Le ministre de la communication et médias, Patrick MUYAYA, a procédé ce mardi 14 juin, au lancement officiel de la deuxième édition du prix média Henriette EKE en RDC
La cérémonie de lancement s’est déroulée à l’institut facultaire des sciences de l’information et de la communication, en présence des professionnels des médias, du représentant de l’UNFPA et d’autres invités. Le prix, une initiative du Fonds des Nations Unies pour la Population, vise à créer de l’émulation parmi les professionnels des médias en primant les meilleures productions, afin d’améliorer la qualité de ces dernières.


D’après l’UNFPA, le concours annuel s’inscrit dans une stratégie de communication contribuant à faire connaître les différentes réalisations du mandat de l’UNFPA, notamment la tolérance zéro contre les violences sous toutes leurs formes, y compris l’exploitation, les abus et le harcèlement sexuel. La deuxième édition du prix Henriette EKE a pour thème « Mettre fin aux violences basées sur le genre en RDC » et offre la possibilité à tous les journalistes de la radio, la télévision, de la presse écrite et la presse en ligne de soumettre leurs productions jusqu’au 30 septembre 2023.
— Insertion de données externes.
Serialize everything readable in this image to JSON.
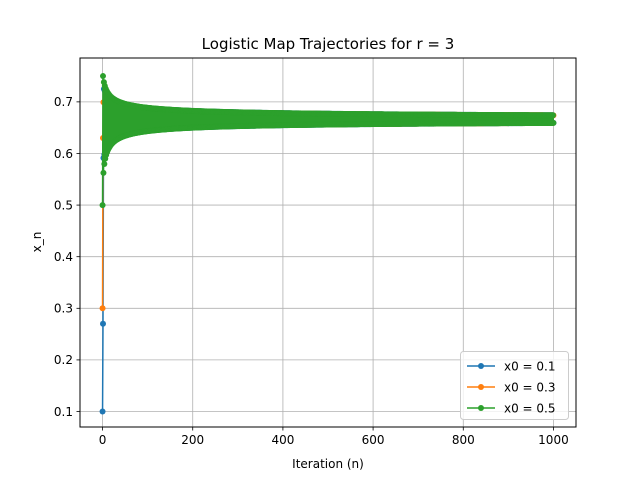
{
  "chart_data": {
    "type": "line",
    "title": "Logistic Map Trajectories for r = 3",
    "xlabel": "Iteration (n)",
    "ylabel": "x_n",
    "xlim": [
      -50,
      1050
    ],
    "ylim": [
      0.07,
      0.785
    ],
    "xticks": [
      0,
      200,
      400,
      600,
      800,
      1000
    ],
    "yticks": [
      0.1,
      0.2,
      0.3,
      0.4,
      0.5,
      0.6,
      0.7
    ],
    "xtick_labels": [
      "0",
      "200",
      "400",
      "600",
      "800",
      "1000"
    ],
    "ytick_labels": [
      "0.1",
      "0.2",
      "0.3",
      "0.4",
      "0.5",
      "0.6",
      "0.7"
    ],
    "grid": true,
    "legend_position": "lower-right",
    "r": 3,
    "n_iterations": 1000,
    "series": [
      {
        "name": "x0 = 0.1",
        "x0": 0.1,
        "color": "#1f77b4"
      },
      {
        "name": "x0 = 0.3",
        "x0": 0.3,
        "color": "#ff7f0e"
      },
      {
        "name": "x0 = 0.5",
        "x0": 0.5,
        "color": "#2ca02c"
      }
    ]
  }
}
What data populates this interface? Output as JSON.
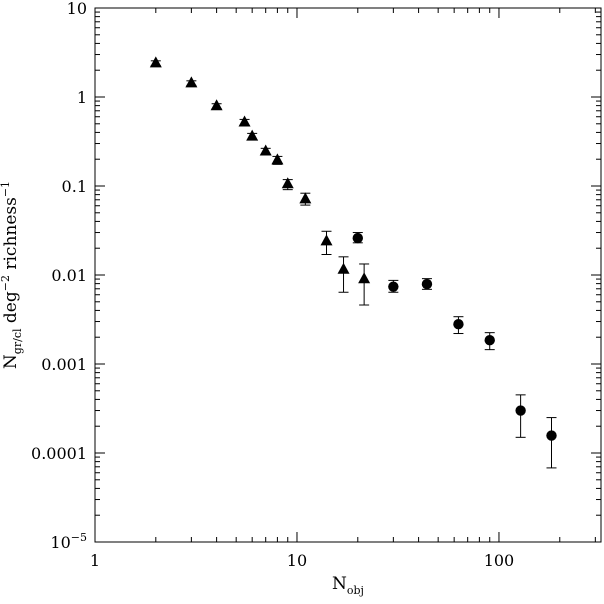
{
  "chart_data": {
    "type": "scatter",
    "xscale": "log",
    "yscale": "log",
    "xlim": [
      1,
      320
    ],
    "ylim": [
      1e-05,
      10
    ],
    "grid": false,
    "legend": "none",
    "xlabel": {
      "main": "N",
      "sub": "obj"
    },
    "ylabel": {
      "n": "N",
      "n_sub": "gr/cl",
      "deg": " deg",
      "deg_exp": "−2",
      "richness": " richness",
      "richness_exp": "−1"
    },
    "x_tick_labels": [
      {
        "value": 1,
        "label": "1"
      },
      {
        "value": 10,
        "label": "10"
      },
      {
        "value": 100,
        "label": "100"
      }
    ],
    "y_tick_labels": [
      {
        "value": 10,
        "label": "10"
      },
      {
        "value": 1,
        "label": "1"
      },
      {
        "value": 0.1,
        "label": "0.1"
      },
      {
        "value": 0.01,
        "label": "0.01"
      },
      {
        "value": 0.001,
        "label": "0.001"
      },
      {
        "value": 0.0001,
        "label": "0.0001"
      },
      {
        "value": 1e-05,
        "label": "10",
        "exp": "−5"
      }
    ],
    "series": [
      {
        "marker": "triangle",
        "points": [
          {
            "x": 2.0,
            "y": 2.4,
            "ylo": 2.25,
            "yhi": 2.55
          },
          {
            "x": 3.0,
            "y": 1.43,
            "ylo": 1.35,
            "yhi": 1.52
          },
          {
            "x": 4.0,
            "y": 0.79,
            "ylo": 0.74,
            "yhi": 0.84
          },
          {
            "x": 5.5,
            "y": 0.52,
            "ylo": 0.48,
            "yhi": 0.56
          },
          {
            "x": 6.0,
            "y": 0.36,
            "ylo": 0.33,
            "yhi": 0.39
          },
          {
            "x": 7.0,
            "y": 0.245,
            "ylo": 0.225,
            "yhi": 0.265
          },
          {
            "x": 8.0,
            "y": 0.195,
            "ylo": 0.175,
            "yhi": 0.215
          },
          {
            "x": 9.0,
            "y": 0.105,
            "ylo": 0.091,
            "yhi": 0.118
          },
          {
            "x": 11.0,
            "y": 0.071,
            "ylo": 0.061,
            "yhi": 0.083
          },
          {
            "x": 14.0,
            "y": 0.024,
            "ylo": 0.017,
            "yhi": 0.031
          },
          {
            "x": 17.0,
            "y": 0.0115,
            "ylo": 0.0064,
            "yhi": 0.016
          },
          {
            "x": 21.5,
            "y": 0.009,
            "ylo": 0.0046,
            "yhi": 0.0133
          }
        ]
      },
      {
        "marker": "circle",
        "points": [
          {
            "x": 20.0,
            "y": 0.026,
            "ylo": 0.023,
            "yhi": 0.03
          },
          {
            "x": 30.0,
            "y": 0.0074,
            "ylo": 0.0064,
            "yhi": 0.0087
          },
          {
            "x": 44.0,
            "y": 0.0079,
            "ylo": 0.0069,
            "yhi": 0.0091
          },
          {
            "x": 63.0,
            "y": 0.0028,
            "ylo": 0.0022,
            "yhi": 0.0034
          },
          {
            "x": 90.0,
            "y": 0.00185,
            "ylo": 0.00145,
            "yhi": 0.00225
          },
          {
            "x": 128.0,
            "y": 0.0003,
            "ylo": 0.00015,
            "yhi": 0.00045
          },
          {
            "x": 182.0,
            "y": 0.000157,
            "ylo": 6.8e-05,
            "yhi": 0.00025
          }
        ]
      }
    ]
  }
}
En lançant officiellement ce prix, le ministre Patrick MUYAYA a salué les efforts de l’UNFPA dans la promotion des droits de la femme et a réitéré la disponibilité du gouvernement congolais pour l’amélioration des conditions de vie des femmes en RDC. Il a également encouragé les journalistes à participer à ce concours, qui s’inscrit dans une large sensibilisation en vue d’accroître l’implication des professionnels des médias dans la prévention et la lutte contre les violences basées sur le genre, les abus et exploitations sexuels, augmenter le volume des productions médiatiques sur la prévention et la lutte contre les violences ainsi que la promotion de l’autonomisation de la femme.

Précisons que le prix Henriette EKE, lancé pour la première fois en 2022 en hommage à l’ancienne conseillère sage-femme de l’UNFPA décédée en décembre 2020, est une façon d’honorer sa mémoire pour son combat mené pour la revalorisation de la profession sage-femme, mais surtout son engagement et sa détermination à contribuer à la réduction de la mortalité maternelle par la formation des sages-femmes de qualité.